The Cowichan Basin Water Management Plan (2007) included an ambitious and daunting to-do list comprising a vision, six goals, 23 objectives, and 89 actions. However, when local people sat down together with the plan as the newly formed Cowichan Watershed Board, they decided that a more motivating and inclusive vision was needed to guide implementation. The list had to be refined to form a set of more manageable targets that the community, including Cowichan Tribes, could support.

Draft targets were considered for months by the Technical Advisory Committee, carefully running each through a set of criteria to arrive at the Target set that is still guiding CWB today. The targets were intended as aspirational initiatives, distilled into powerful statements that became rallying cries. Efforts were made to make each target tangible, measurable and achievable, either directly or by adding measurable progress indicators. A brief background on each target with updates as of 2018 was published here.  CWB Targets for Watershed Health - 2018 Update

From 2020-2025, the CWB staff has been working to review and update the Targets, and also to review the Targets strategy itself, recognizing that much has changed, and our strategy needs to keep up! This work is ongoing, and seen as a healthy growth cycle as our partners actively undertake much of the work that was envisioned to create a more resilient future for the watershed.  See a slidedeck about our evolution here.
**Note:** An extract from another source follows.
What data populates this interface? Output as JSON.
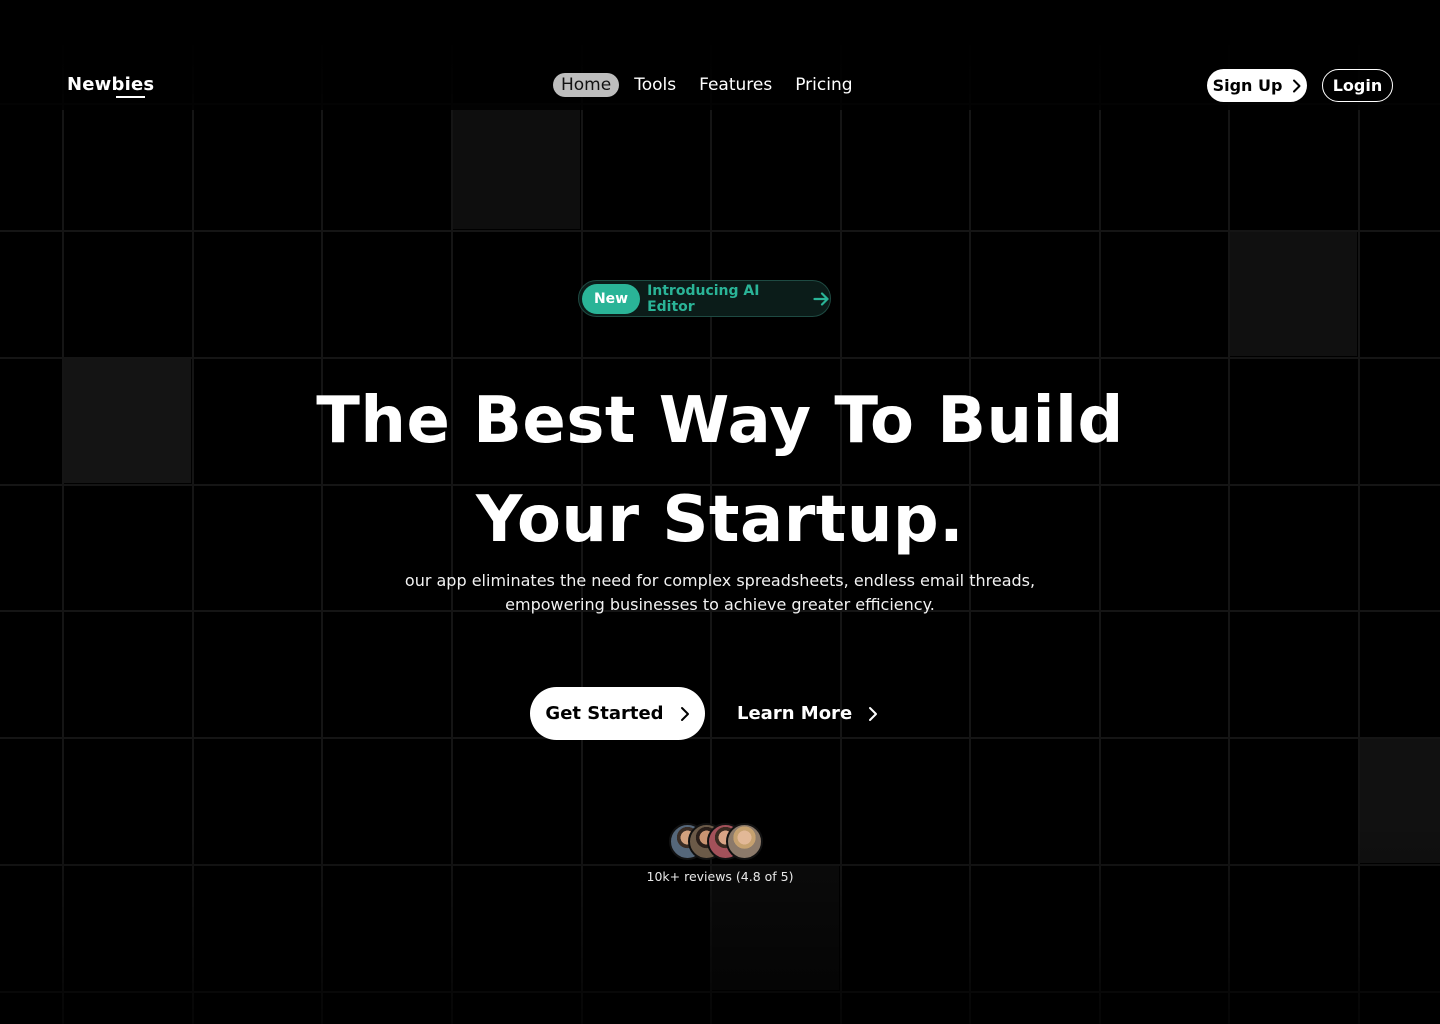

We welcome all input!

Target Working Groups: CWB has always moved towards its targets in collaboration with partners who met as "target working groups". While these groups are also evolving into new working arrangements, often around tangible projects that were once envisioned during working group meetings, staff is currently working on new ways to keep our target-focused long-term partnerships strong.  Learn more about that here and stay tuned to hear more in fall 2025.

fish kill workshop 2024
New project teams and ad-hoc partnerships like the Fish Kill Committee that emerged after the tragic 2023 die-off, have taken the place of target working groups. Project teams like this are often comprised of the same organizations and people who met through target working groups, but we nimbly re-organize to collaborate on what is most needed, often blending across targets, and pooling knowledge, resources and funds to make tangible improvements.